I dive into the analytics and evaluate each piece of content based on the client’s business goals. My audit tools include Screaming Frog, Google Analytics, Buzzsumo, and Shared Count, but there are other tools that can be used. I combine all the data into a single Google Sheet and start the evaluation process. I find answers to questions like:
Then I work with my client to evaluate each piece of content based on the following criteria:
I also assign each piece of content a label: “update” or “remove.” I used to include “keep” as a third option, but most of my clients chose that as a default. Having clients choose between the two gets them thinking strategically. “Does our about page need four scroll lengths to tell our story?” or “How many people are going to read our success story from 10 years ago?”
This process helps every piece of content meet the needs of the audience and goals of the business.
A content model is just as important as an audit for redesign success. It contains all the different types of content you will have for a given project. I like to create a chart-style diagram, but you can also use a spreadsheet. The level of detail depends on the purpose and project.

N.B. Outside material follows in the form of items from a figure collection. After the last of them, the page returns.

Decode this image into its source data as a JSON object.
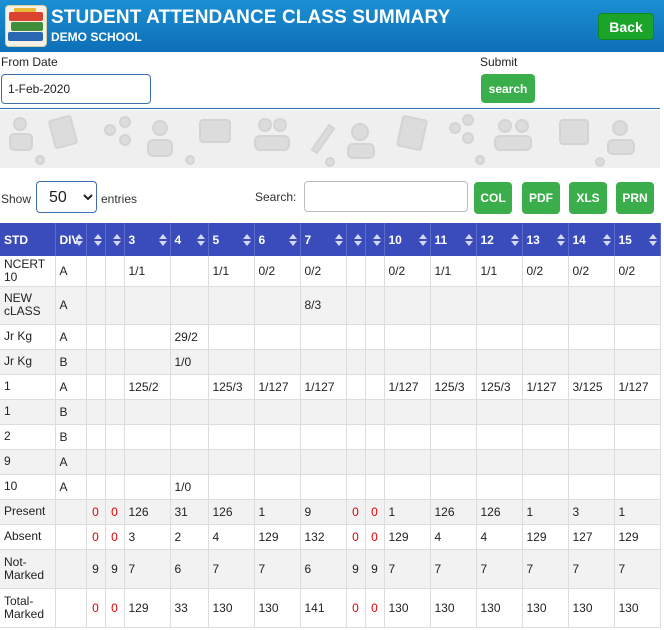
{
  "header": {
    "title": "STUDENT ATTENDANCE CLASS SUMMARY",
    "school": "DEMO SCHOOL",
    "back_label": "Back"
  },
  "filter": {
    "from_label": "From Date",
    "from_value": "1-Feb-2020",
    "submit_label": "Submit",
    "search_label": "search"
  },
  "controls": {
    "show_label": "Show",
    "entries_value": "50",
    "entries_label": "entries",
    "search_label": "Search:",
    "buttons": [
      "COL",
      "PDF",
      "XLS",
      "PRN"
    ]
  },
  "table": {
    "columns": [
      "STD",
      "DIV",
      "",
      "",
      "3",
      "4",
      "5",
      "6",
      "7",
      "",
      "",
      "10",
      "11",
      "12",
      "13",
      "14",
      "15"
    ],
    "rows": [
      [
        "NCERT 10",
        "A",
        "",
        "",
        "1/1",
        "",
        "1/1",
        "0/2",
        "0/2",
        "",
        "",
        "0/2",
        "1/1",
        "1/1",
        "0/2",
        "0/2",
        "0/2"
      ],
      [
        "NEW cLASS",
        "A",
        "",
        "",
        "",
        "",
        "",
        "",
        "8/3",
        "",
        "",
        "",
        "",
        "",
        "",
        "",
        ""
      ],
      [
        "Jr Kg",
        "A",
        "",
        "",
        "",
        "29/2",
        "",
        "",
        "",
        "",
        "",
        "",
        "",
        "",
        "",
        "",
        ""
      ],
      [
        "Jr Kg",
        "B",
        "",
        "",
        "",
        "1/0",
        "",
        "",
        "",
        "",
        "",
        "",
        "",
        "",
        "",
        "",
        ""
      ],
      [
        "1",
        "A",
        "",
        "",
        "125/2",
        "",
        "125/3",
        "1/127",
        "1/127",
        "",
        "",
        "1/127",
        "125/3",
        "125/3",
        "1/127",
        "3/125",
        "1/127"
      ],
      [
        "1",
        "B",
        "",
        "",
        "",
        "",
        "",
        "",
        "",
        "",
        "",
        "",
        "",
        "",
        "",
        "",
        ""
      ],
      [
        "2",
        "B",
        "",
        "",
        "",
        "",
        "",
        "",
        "",
        "",
        "",
        "",
        "",
        "",
        "",
        "",
        ""
      ],
      [
        "9",
        "A",
        "",
        "",
        "",
        "",
        "",
        "",
        "",
        "",
        "",
        "",
        "",
        "",
        "",
        "",
        ""
      ],
      [
        "10",
        "A",
        "",
        "",
        "",
        "1/0",
        "",
        "",
        "",
        "",
        "",
        "",
        "",
        "",
        "",
        "",
        ""
      ],
      [
        "Present",
        "",
        "0",
        "0",
        "126",
        "31",
        "126",
        "1",
        "9",
        "0",
        "0",
        "1",
        "126",
        "126",
        "1",
        "3",
        "1"
      ],
      [
        "Absent",
        "",
        "0",
        "0",
        "3",
        "2",
        "4",
        "129",
        "132",
        "0",
        "0",
        "129",
        "4",
        "4",
        "129",
        "127",
        "129"
      ],
      [
        "Not-Marked",
        "",
        "9",
        "9",
        "7",
        "6",
        "7",
        "7",
        "6",
        "9",
        "9",
        "7",
        "7",
        "7",
        "7",
        "7",
        "7"
      ],
      [
        "Total-Marked",
        "",
        "0",
        "0",
        "129",
        "33",
        "130",
        "130",
        "141",
        "0",
        "0",
        "130",
        "130",
        "130",
        "130",
        "130",
        "130"
      ]
    ]
  },
  "colors": {
    "header_bg": "#0d6fb8",
    "table_header_bg": "#3a4cbb",
    "button_green": "#39ae4a",
    "back_green": "#1aa52a",
    "zero_red": "#e60000"
  }
}
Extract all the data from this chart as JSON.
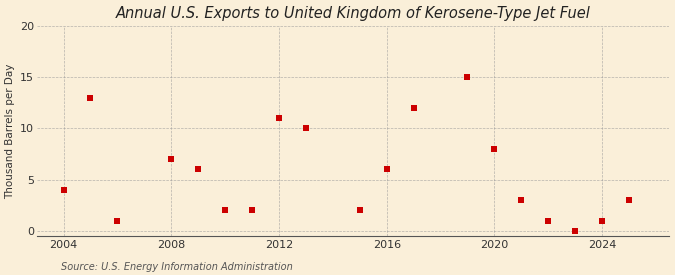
{
  "title": "Annual U.S. Exports to United Kingdom of Kerosene-Type Jet Fuel",
  "ylabel": "Thousand Barrels per Day",
  "source": "Source: U.S. Energy Information Administration",
  "background_color": "#faefd9",
  "marker_color": "#cc0000",
  "all_x": [
    2004,
    2005,
    2006,
    2008,
    2009,
    2010,
    2011,
    2012,
    2013,
    2015,
    2016,
    2017,
    2019,
    2020,
    2021,
    2022,
    2023,
    2024,
    2025
  ],
  "all_y": [
    4.0,
    13.0,
    1.0,
    7.0,
    6.0,
    2.0,
    2.0,
    11.0,
    10.0,
    2.0,
    6.0,
    12.0,
    15.0,
    8.0,
    3.0,
    1.0,
    0.0,
    1.0,
    3.0
  ],
  "xlim": [
    2003.0,
    2026.5
  ],
  "ylim": [
    -0.5,
    20
  ],
  "yticks": [
    0,
    5,
    10,
    15,
    20
  ],
  "xticks": [
    2004,
    2008,
    2012,
    2016,
    2020,
    2024
  ],
  "grid_color": "#999999",
  "title_fontsize": 10.5,
  "axis_label_fontsize": 7.5,
  "tick_fontsize": 8,
  "source_fontsize": 7
}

With most projects, I create two levels of content models to identify the content categories, like case studies, and the content elements within each category, like photos and copy.
A high-level content model defines all the different types of content that will go on the new site (blogs posts, case studies, reports, bios, impact stories, press releases, etc.) and the elements they’re made of (text, videos, gifs, CTAs).
The second type breaks down the individual elements of each content type. A blog content type could include elements like a hero image, headline, byline, publish date, sub-head, category, and tags.
I read the copy to find similarities and connections with the content. If you have content like impact stories and case studies? I’ll discover similar content elements that can be used for both.
The content models will help design create all of the modules for each content type and can help development build out the content management system.
A core model assigns a business objective and user task to each piece of content. It also maps ways the audience will access the content and next actions they should take. This helps streamline the writer’s time because they can write with clear goals in mind.
Here’s an example:
Business Goal: Get executives to sign up for our customer service summit or advisory services.
User Task: Learn more about the summit and how it can help their business.
Core Content: Expressed in a low-fidelity wireframe
Inward Paths: Organic search, paid search, navigation, blog article, direct entry, social media channels, homepage
Forward Paths: Landing pages for the customer service summit and advisory services, call for more information, email signup, contact us form.
When my clients and I work together to create a clear understanding of their business’ content goals and define the structure of their content, they’re ready to get started with a new design – and end up with a redesigned site they’re happy with.